Ainsi, existent à l'échelle locale des comités de la relance. Nous avons demandé que les élus des quartiers de la politique de la ville y soient pleinement associés afin qu'ils puissent bénéficier du plan de relance à l'échelle locale. Ils seront ensuite accompagnés et le plan de relance sera décliné dans ces quartiers. L'Agence nationale de la cohésion des territoires déploiera ses moyens d'ingénierie pour aider les quartiers de la politique de la ville à porter leurs projets.

À l'échelle nationale, j'annoncerai prochainement une nouvelle méthode de travail, avec les élus signataires du courrier précédemment évoqué. Ces élus sont pleinement engagés dans la déclinaison du plan de relance. J'y associerai le Conseil national des villes, ce très bel outil qui réunit les élus, les acteurs économiques, les habitants et les associations. Nous pourrons ainsi étudier comment faire pleinement bénéficier du plan de relance les quartiers de la politique de la ville.

Sans entrer dans le détail des mesures prévues, que nous examinerons avec les élus et le Conseil national des villes, rappelons simplement deux axes d'action majeurs : l'emploi et le renforcement du développement économique d'une part, l'amélioration du cadre de vie au travers du renouvellement urbain d'autre part. Tout ne passe pas forcément par l'ANRU. Le plan de rénovation énergétique des logements sociaux et du bloc communal profitera aux quartiers de la politique de la ville. Nous intervenons également au travers de la dotation de soutien à l'investissement local (DSIL), dont le budget augmente d'un milliard d'euros. La part des quartiers de la politique de la ville dans cette enveloppe sera au minimum proportionnée à leur poids démographique. Une instruction claire a été adressée aux préfets par voie de circulaire, la semaine dernière, à ce sujet. Les fonds de la DSIL seront donc fléchés en priorité vers les quartiers de la politique de la ville et nous veillerons à leur bonne mise en œuvre.
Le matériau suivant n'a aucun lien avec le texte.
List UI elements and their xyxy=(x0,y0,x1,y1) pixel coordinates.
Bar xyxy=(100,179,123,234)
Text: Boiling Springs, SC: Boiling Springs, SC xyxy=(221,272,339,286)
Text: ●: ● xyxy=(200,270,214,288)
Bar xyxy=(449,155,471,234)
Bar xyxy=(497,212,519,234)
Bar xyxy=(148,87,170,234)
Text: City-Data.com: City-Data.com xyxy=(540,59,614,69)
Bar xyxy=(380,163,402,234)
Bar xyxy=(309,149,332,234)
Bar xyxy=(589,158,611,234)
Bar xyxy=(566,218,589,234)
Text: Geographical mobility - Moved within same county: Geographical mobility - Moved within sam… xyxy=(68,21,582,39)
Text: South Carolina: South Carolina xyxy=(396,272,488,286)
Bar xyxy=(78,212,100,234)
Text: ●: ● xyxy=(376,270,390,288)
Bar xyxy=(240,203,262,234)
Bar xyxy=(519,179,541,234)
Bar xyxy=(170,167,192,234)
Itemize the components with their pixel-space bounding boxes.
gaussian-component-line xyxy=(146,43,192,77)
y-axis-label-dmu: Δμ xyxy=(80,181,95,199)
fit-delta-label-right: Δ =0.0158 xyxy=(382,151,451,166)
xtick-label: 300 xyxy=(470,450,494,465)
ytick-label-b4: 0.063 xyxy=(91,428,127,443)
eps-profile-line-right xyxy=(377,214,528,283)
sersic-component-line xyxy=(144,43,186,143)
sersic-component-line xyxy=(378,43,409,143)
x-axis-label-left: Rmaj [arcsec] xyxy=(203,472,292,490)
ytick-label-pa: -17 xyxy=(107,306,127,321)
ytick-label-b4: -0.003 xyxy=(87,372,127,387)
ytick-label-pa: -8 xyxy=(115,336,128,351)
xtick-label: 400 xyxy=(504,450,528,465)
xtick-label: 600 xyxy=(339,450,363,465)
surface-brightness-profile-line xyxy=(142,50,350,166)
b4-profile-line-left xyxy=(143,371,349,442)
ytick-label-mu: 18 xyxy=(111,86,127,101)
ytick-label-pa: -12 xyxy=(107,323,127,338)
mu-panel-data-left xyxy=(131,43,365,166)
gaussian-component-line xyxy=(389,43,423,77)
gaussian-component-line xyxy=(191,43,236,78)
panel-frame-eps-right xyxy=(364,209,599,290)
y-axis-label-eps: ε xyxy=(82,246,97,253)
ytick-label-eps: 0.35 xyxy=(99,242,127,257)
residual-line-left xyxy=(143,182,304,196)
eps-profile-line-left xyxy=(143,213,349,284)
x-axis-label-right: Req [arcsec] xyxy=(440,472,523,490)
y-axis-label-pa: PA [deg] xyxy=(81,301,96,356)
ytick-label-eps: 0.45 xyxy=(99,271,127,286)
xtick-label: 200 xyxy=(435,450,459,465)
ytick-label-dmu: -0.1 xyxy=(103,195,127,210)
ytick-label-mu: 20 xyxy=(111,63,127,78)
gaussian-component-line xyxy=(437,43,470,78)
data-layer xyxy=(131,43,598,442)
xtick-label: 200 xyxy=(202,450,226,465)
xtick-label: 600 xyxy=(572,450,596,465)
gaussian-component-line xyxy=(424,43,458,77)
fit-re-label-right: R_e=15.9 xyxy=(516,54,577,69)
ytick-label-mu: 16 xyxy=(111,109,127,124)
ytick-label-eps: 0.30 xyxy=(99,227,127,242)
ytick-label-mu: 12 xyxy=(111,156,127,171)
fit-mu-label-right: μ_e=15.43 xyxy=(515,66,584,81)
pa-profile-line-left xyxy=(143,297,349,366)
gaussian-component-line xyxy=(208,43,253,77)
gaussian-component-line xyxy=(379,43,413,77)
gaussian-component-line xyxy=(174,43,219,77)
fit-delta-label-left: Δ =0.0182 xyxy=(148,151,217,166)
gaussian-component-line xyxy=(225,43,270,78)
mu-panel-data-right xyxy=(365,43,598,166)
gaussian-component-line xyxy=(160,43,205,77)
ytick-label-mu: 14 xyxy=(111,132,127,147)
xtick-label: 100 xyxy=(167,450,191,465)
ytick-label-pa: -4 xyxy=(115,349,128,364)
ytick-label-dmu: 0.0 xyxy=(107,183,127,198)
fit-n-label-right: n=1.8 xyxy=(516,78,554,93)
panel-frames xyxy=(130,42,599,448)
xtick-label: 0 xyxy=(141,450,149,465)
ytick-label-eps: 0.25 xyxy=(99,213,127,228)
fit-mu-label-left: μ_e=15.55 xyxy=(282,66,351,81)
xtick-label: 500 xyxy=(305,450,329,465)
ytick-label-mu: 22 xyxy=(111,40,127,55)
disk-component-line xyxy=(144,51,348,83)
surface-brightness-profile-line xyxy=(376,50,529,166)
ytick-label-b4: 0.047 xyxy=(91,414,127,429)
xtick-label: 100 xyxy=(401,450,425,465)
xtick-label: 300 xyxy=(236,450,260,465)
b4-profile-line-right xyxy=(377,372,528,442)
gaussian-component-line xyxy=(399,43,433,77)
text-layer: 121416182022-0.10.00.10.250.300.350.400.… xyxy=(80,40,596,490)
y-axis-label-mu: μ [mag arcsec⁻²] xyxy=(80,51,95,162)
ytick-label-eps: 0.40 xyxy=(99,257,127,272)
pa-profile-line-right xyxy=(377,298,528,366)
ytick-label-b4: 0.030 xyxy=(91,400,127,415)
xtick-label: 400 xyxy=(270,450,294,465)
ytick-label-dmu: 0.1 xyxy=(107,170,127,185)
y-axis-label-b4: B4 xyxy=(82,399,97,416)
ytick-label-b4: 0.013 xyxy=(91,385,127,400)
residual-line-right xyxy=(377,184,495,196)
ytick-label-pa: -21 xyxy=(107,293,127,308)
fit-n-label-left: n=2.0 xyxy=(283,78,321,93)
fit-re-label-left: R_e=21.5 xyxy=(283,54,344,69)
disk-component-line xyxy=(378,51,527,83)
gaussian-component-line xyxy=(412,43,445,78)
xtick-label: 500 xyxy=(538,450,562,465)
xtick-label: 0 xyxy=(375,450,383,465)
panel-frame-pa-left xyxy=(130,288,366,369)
Je serai ravie de me rendre dans votre circonscription, Monsieur Jumel. Vous avez évoqué la question de la réforme de l'éducation prioritaire. C'est un chantier d'envergure, mené par Mme Nathalie Élimas, secrétaire d'État auprès du ministre de l'éducation nationale et des sports, chargée de l'éducation prioritaire. Nous sommes animés par la volonté, au travers de cette réforme, non pas de pénaliser, mais au contraire de soutenir et accompagner ces quartiers. Ce faisant, nous les tirerons vers l'excellence. Nous ne toucherons pas au dispositif Réseau d'éducation prioritaire plus – REP+. Cela a déjà été dit. Une réflexion sur les zones prioritaires est à l'œuvre. Certes, les quartiers de la politique de la ville sont concernés, mais il existe également des zones rurales qui ne bénéficient pas d'une attention particulière alors que leurs difficultés sont comparables à celles des quartiers de la politique de la ville. Le zonage sera donc remis à plat.

Une réflexion sera menée sur la base des résultats des expérimentations menées dans trois départements, pour mobiliser les différents dispositifs de politique éducative. Nous devons répondre à l'urgence qui prévaut en la matière et toucher le plus grand nombre d'enfants possible. Il n'est cependant pas question de remettre en question l'éducation prioritaire au sein des quartiers de la politique de la ville. J'y serai attentive.